Except that it is not “just a movie.” It can never be, and it is disingenuous for the makers of the film to hide behind that notion when the veracity of what they have done is questioned. And much of it has been and should be questioned. There are those, who purport to know, who say that in no way did torture of detainees play a part in the hunt for Osama Bin Laden. It does in the ‘movie’ version of the story. There are those who say that the principal character is based directly on a woman who worked for the CIA. There are others who say she is an amalgam of several people. So, I am left not knowing whether the scene when the lead character is leaving her home and terrorists shoot up her car with machine guns is something that happened to Maya, or to someone else, or if it was made up by director and screenwriter to remind us of the risks that these people who are trying to make our world safe live with. That is the problem with entertainment that is based on history. Who decides what ‘the truth’ is?

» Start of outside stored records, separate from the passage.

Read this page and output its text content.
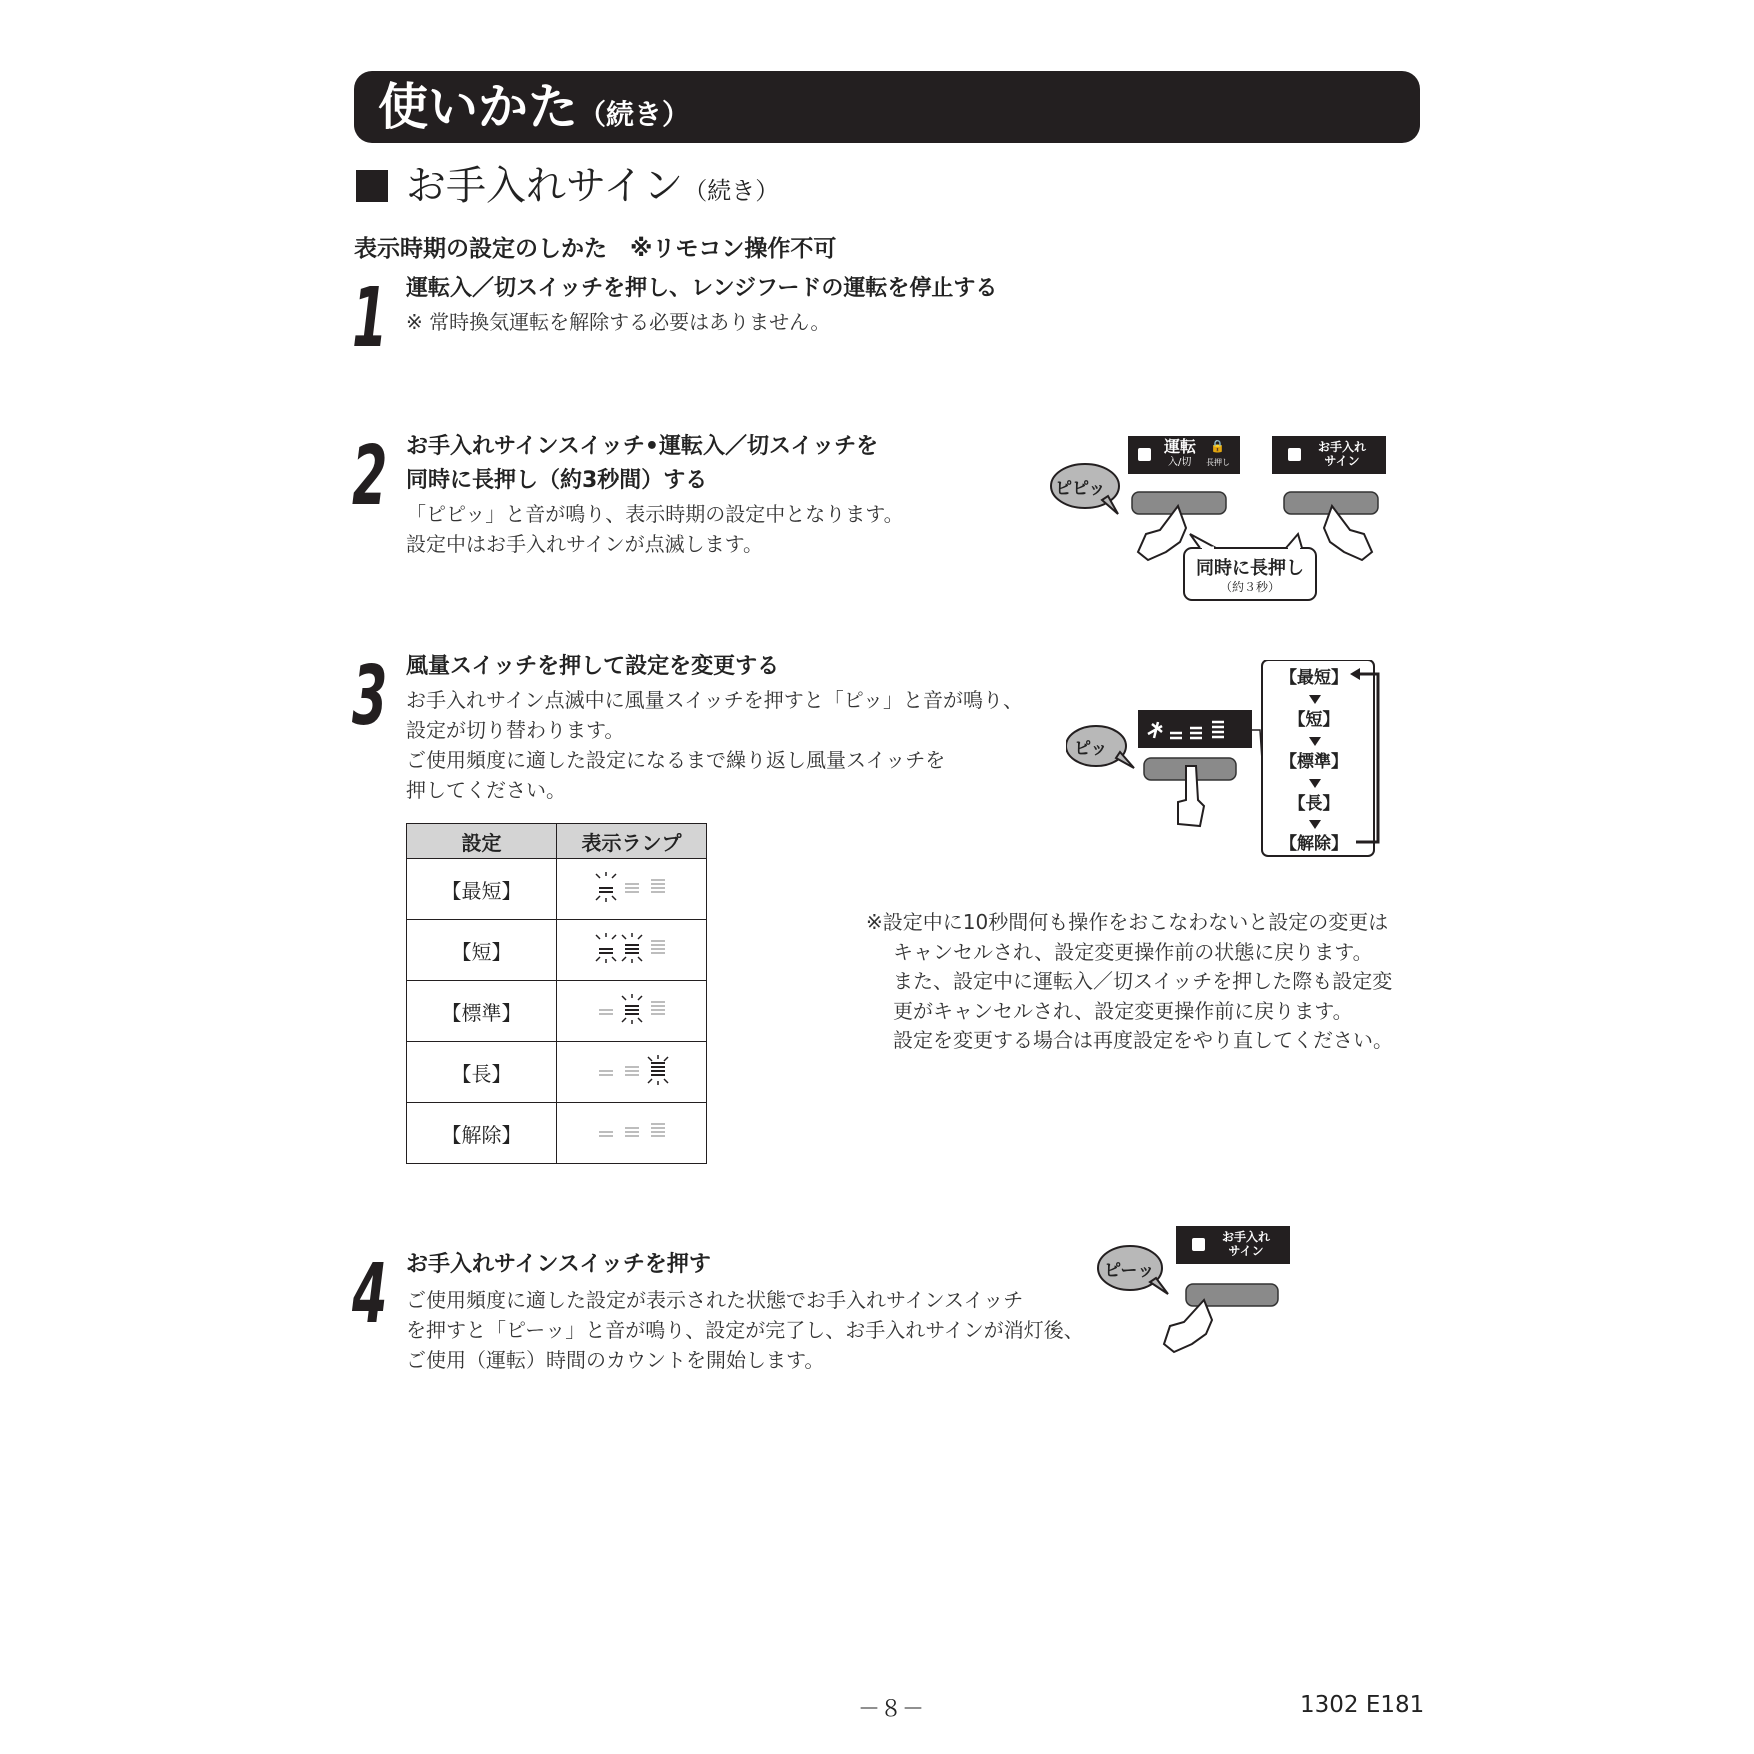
使いかた（続き）
お手入れサイン（続き）
表示時期の設定のしかた　※リモコン操作不可
1 運転入／切スイッチを押し、レンジフードの運転を停止する
※ 常時換気運転を解除する必要はありません。
2 お手入れサインスイッチ•運転入／切スイッチを
同時に長押し（約3秒間）する
「ピピッ」と音が鳴り、表示時期の設定中となります。
設定中はお手入れサインが点滅します。
運転
入/切
🔒
長押し
お手入れ
サイン
ピピッ
同時に長押し
（約３秒）
3 風量スイッチを押して設定を変更する
お手入れサイン点滅中に風量スイッチを押すと「ピッ」と音が鳴り、
設定が切り替わります。
ご使用頻度に適した設定になるまで繰り返し風量スイッチを
押してください。
ピッ
【最短】
【短】
【標準】
【長】
【解除】
設定	表示ランプ
【最短】	
【短】	
【標準】	
【長】	
【解除】	
※設定中に10秒間何も操作をおこなわないと設定の変更は
キャンセルされ、設定変更操作前の状態に戻ります。
また、設定中に運転入／切スイッチを押した際も設定変
更がキャンセルされ、設定変更操作前に戻ります。
設定を変更する場合は再度設定をやり直してください。
4 お手入れサインスイッチを押す
ご使用頻度に適した設定が表示された状態でお手入れサインスイッチ
を押すと「ピーッ」と音が鳴り、設定が完了し、お手入れサインが消灯後、
ご使用（運転）時間のカウントを開始します。
お手入れ
サイン
ピーッ
－８－	1302 E181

Kathryn Bigelow is writing – or rewriting? – our recent history. Someone is going to do it.  Ben Affleck did it with an earlier piece of our history in the Middle East when he made Argo. Tony Kushner and Steven Spielberg do it in Lincoln. Even Ruben Fleischer did for Los Angeles history, albeit in cartoon fashion, when he made Gangster Squad.

When Kathryn Bigelow won an Academy Award for her direction of The Hurt Locker, there were some people who said it bore very little relationship to the reality of men and women who actually work as soldiers with IEDs and other bombs in either Iraq or Afghanistan. Yet what made the movie work was the way that they seemed to take you right along on missions, made you feel part of the threat and the danger. What made it work was its feeling of authenticity.

What makes Zero Dark Thirty work is that same authenticity. But what if part of it isn’t true, isn’t authentic?  It should make us question; it should make us doubt. There are deeper questions about perception and reality here. Deeper than this format allows for. But there are questions about the show business and what we ask for from our ‘entertainments’ that we should be addressing.

Zero Dark Thirty opened wide last Friday. It’s playing at a movie theater you now, and will be for a while. It is a very well-made movie. It’s about a moment that we all lived through and continue to live through.  It’s about the people who are our guardians. We choose them. We elect them – or at least we elect the people who hire them. We should know the truth and protect it. Demand the truth.

http://www.youtube.com/watch?feature=player_embedded&v=cAtWcvCxPhc

Categories: Arts & Culture, Movies

0 thoughts on “Moving Pictures: “Zero Dark Thirty””

  1. Anonymous says:

    I agree – we should demand the truth! and not let history be re-written.

  2. Anonymous says:

    In George Orwell’s novel 1984, the Ministry of Truth’s purpose is to rewrite history and change the facts to fit Party doctrine. It is responsible for any necessary falsification of historical events. Winston Smith, the main character, works at the Ministry of Truth.
    Kathryn Bigelow works for our ministry of truth… she augments historic fact and wants an Oscar…. she deserves the cell where Bradley Manning sits… Truth-teller in solitary and lie yeller on the red carpet… only in America.

    “WAR IS PEACE,” “FREEDOM IS SLAVERY,” “IGNORANCE IS STRENGTH.”